Belladonna Bess

An edible garden in Wellington, NZ

First strawberry October 31, 2009

Filed under: Garden — belladonnabess @ 10:07 pm

Two days of gardening in one post, I couldn’t be bothered writing yesterday, and I haven’t done that much.

Eating: my first strawberry of the season. I had eaten some shop strawberries earlier in the day, which only highlighted just how good my one tasted fresh from the plant.

Also eating: peas (just a few from plants that sprouted in the pea straw), silverbeet, radishes, various salad greens including lettuce, miner’s lettuce and puha.

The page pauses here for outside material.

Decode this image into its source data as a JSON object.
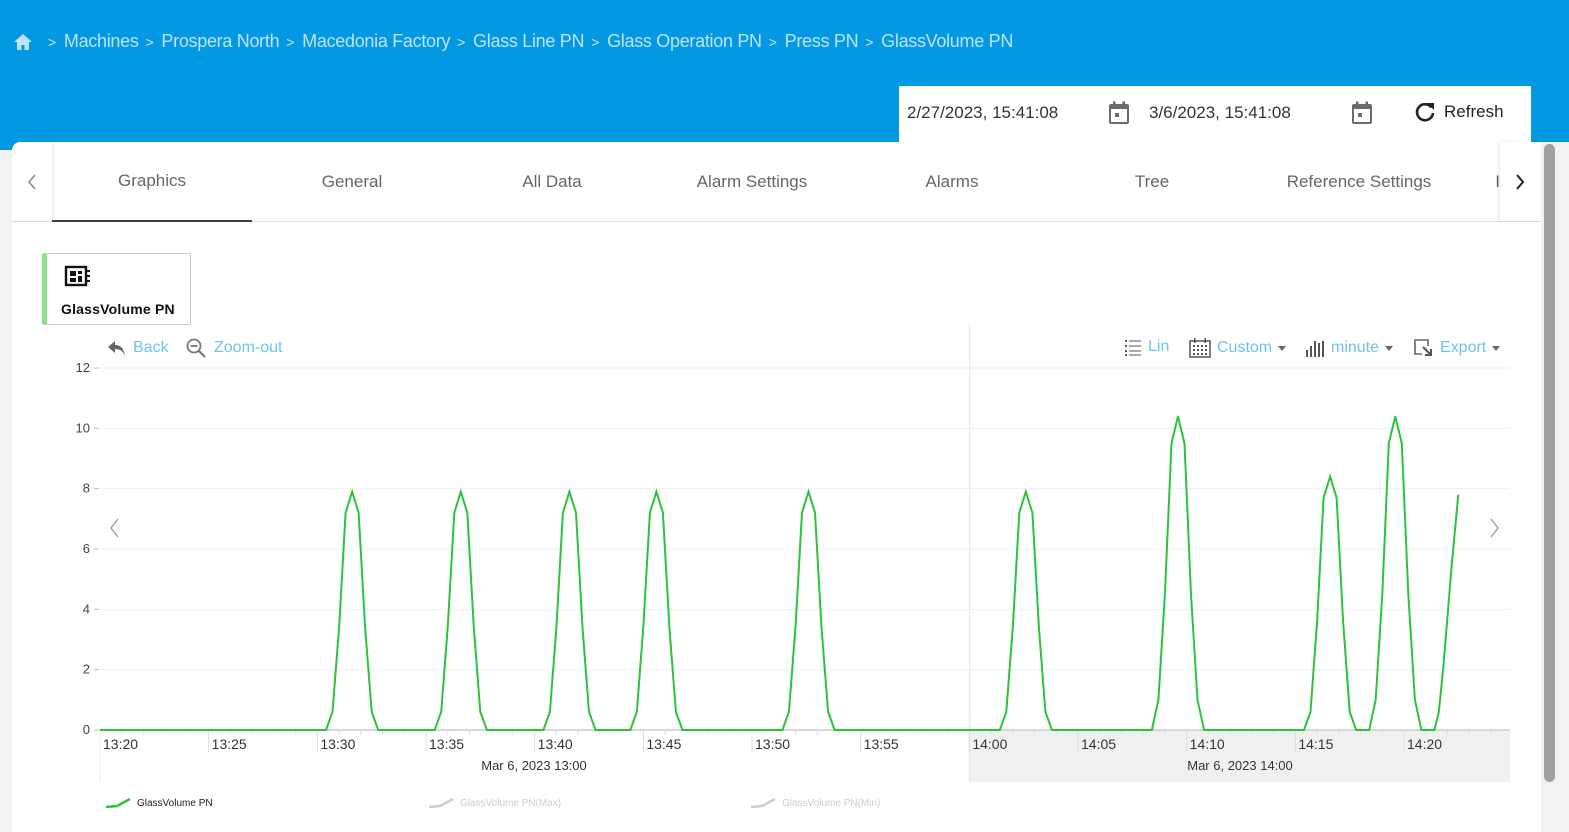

Sharing: salad greens and radishes.

Flowering: my vicarious rose (Francois Juranville), anemones (in my berry garden).

Germinating: some beans are germinating and looking ok, just a couple though.

Improving: a lot of my seedlings are looking better after a week in the greenhouse.

Heading: I’m seeing the first sign of a head on one of the broccoli from the patch that was feeding me in April, and my cabbages. The cabbages looked rather nice with the dew on them this morning, so I’ve put a photo below.

Weeding: around the pear tree. I was trying to get some seeds going there, so of course it grew lots of weeds. I did get a few Calendula and Nemophila seedlings though.

Observing: a few of my mustard plants had pustules of some white fungus on the underside of the leaves – looks like Albugo candida, brassica white rust. Curses – this is something that is really bad for native cresses and my Lepidium oleraceum is doing so well. Still, it is nowhere near the infected mustard, in a much drier and windier spot.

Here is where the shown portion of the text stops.